Highgate Rise - Anne Perry [2]
Pitt said nothing. It was because it was murder that he was standing here in the mangled garden beside this eager and resentful young constable with his fair skin soot-smudged and his eyes wide with shock and the pity of what he had seen.
“The question is,” Murdo said quietly, “was it poor Mrs. Shaw they meant to kill—or was it the doctor?”
“There are a great many things we shall have to find out,” Pitt answered grimly. “We’ll begin with the fire chief.”
“We’ve got his statement in the police station, sir. That’s about half a mile back up the road.” Murdo spoke a little stiffly, reminded of his own colleagues again.
Pitt followed him and in silence they walked. A few pale leaves fluttered along the pavement and a hansom cab rattled by. The houses were substantial. Respectable people with money lived here in considerable comfort on the west side of the road leading to the center of Highgate, with its public houses, solicitors’ offices, shops, the water works, Pond Square, and the huge, elegant cemetery spreading to the southeast. Beyond the houses were fields on both sides, green and silent.

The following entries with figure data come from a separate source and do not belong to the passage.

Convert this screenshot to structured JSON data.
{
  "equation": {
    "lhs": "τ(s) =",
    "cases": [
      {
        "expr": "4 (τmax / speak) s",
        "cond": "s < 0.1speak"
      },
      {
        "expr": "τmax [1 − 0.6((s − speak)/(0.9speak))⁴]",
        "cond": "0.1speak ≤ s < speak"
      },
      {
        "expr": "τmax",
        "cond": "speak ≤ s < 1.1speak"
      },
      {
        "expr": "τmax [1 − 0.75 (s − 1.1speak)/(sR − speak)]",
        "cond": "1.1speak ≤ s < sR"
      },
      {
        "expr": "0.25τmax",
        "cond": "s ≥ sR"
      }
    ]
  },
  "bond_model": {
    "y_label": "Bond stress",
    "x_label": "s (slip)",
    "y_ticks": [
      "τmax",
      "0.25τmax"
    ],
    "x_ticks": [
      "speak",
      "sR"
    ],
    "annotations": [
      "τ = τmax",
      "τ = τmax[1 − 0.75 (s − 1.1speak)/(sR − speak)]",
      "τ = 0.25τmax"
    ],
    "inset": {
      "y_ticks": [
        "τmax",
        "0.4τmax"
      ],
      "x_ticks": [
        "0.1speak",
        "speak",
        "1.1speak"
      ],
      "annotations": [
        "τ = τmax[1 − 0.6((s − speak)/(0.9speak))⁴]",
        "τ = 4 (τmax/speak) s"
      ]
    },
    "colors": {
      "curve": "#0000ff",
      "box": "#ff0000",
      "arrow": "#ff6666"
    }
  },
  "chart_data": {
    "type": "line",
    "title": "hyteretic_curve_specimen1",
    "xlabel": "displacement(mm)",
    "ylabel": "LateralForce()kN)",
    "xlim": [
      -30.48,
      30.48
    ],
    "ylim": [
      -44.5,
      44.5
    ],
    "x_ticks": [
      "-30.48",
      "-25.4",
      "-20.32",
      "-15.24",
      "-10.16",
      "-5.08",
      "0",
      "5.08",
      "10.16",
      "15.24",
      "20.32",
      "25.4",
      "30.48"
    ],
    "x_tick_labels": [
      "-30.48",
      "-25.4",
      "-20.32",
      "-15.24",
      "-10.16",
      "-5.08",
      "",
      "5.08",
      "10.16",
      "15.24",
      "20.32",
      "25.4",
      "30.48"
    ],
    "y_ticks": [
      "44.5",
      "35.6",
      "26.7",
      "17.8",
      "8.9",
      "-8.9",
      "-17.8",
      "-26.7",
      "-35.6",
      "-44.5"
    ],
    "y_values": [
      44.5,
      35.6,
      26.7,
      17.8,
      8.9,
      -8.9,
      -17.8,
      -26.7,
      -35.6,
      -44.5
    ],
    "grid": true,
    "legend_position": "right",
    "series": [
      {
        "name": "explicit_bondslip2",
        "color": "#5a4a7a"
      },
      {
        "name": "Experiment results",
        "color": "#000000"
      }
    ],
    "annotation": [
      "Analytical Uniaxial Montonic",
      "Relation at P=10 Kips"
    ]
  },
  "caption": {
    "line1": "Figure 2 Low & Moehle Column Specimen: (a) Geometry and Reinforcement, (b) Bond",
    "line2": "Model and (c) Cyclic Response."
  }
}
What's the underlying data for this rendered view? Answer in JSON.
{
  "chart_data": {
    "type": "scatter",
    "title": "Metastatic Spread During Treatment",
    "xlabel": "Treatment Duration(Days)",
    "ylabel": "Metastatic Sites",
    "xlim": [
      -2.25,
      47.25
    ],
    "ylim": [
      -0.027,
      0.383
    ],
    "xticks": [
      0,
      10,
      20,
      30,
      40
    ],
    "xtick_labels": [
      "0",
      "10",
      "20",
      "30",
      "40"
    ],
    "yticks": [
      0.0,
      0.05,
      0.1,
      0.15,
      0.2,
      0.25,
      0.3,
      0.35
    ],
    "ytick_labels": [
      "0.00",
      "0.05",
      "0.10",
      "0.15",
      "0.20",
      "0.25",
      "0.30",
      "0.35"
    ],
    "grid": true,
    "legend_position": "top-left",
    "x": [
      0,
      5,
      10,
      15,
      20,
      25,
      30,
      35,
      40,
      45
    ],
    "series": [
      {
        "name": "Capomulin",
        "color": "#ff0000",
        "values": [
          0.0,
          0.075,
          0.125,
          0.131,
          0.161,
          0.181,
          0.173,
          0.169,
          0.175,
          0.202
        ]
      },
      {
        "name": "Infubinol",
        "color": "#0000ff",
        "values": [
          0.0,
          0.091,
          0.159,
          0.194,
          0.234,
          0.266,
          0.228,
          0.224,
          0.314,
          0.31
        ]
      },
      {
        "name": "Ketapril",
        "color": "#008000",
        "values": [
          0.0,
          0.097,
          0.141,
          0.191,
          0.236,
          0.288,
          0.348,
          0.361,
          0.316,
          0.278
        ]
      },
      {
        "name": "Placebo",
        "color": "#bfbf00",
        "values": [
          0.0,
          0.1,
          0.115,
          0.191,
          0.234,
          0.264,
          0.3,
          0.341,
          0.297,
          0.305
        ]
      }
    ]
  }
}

In the police station they welcomed Pitt civilly enough, but he knew from their tired faces and the way the juniors avoided his eyes that, like Murdo, they resented the necessity of having to call him in. All the forces in the London area were short staffed and all police leaves had been canceled to draft as many men as possible into the Whitechapel district to deal with the fearful murders which were shocking all London and making headlines across Europe.
The fire chief’s report was all laid out waiting for him on the superintendent’s desk, cleared for Pitt. He was gray-haired, quietly spoken and so civil that it accentuated rather than hid his resentment. He had a clean uniform on, but his face was pinched with weariness and there were burn blisters on his hands he had not had time to treat.
Pitt thanked him, making little of it so as not to draw attention to their sudden reversal of roles, and picked up the fire report. It was written in a neat, copperplate hand. The facts were simple, and only an elaboration of what Murdo had already told him. The fire had started simultaneously in four places, the curtains of the study, the library, the dining room and the withdrawing room, and had caught hold very swiftly, as if the fabric had been soaked in fuel oil. Like most others, the house was lit by gas, and as soon as the supply pipes had been reached they had exploded. The occupants would have had little chance of escape unless they had woken in the earliest stages and left through the servants’ wing.
As it happened, Mrs. Clemency Shaw had probably been suffocated by smoke before she burned; and Dr. Stephen Shaw had been out on a medical emergency over a mile away. The servants had known nothing until the fire brigade bells had disturbed them and the firemen had set ladders at their windows to help them out.
It was nearly three o’clock and the rain had stopped when Pitt and Murdo knocked at the door of the neighbor immediately to the right of the burned house. It was opened less than a minute afterwards by the owner himself, a small man with a fine head of silver hair brushed back from his forehead in leonine waves. His expression was very earnest. There was a furrow of anxiety between his brows, and not a vestige of humor in the lines round his gentle, precise mouth.
“Good afternoon. Good afternoon,” he said hastily. “You are the police. Yes, of course you are.” Murdo’s uniform made the observation unnecessary, although the man looked askance at Pitt. One did not recall the faces of police, as one did not of bus conductors, or drain cleaners, but lack of uniform was unexplained. He stood back and aside to make way for them readily.
“Come in. You want to know if I saw anything. Naturally. I cannot think how it happened. A most careful woman. Quite dreadful.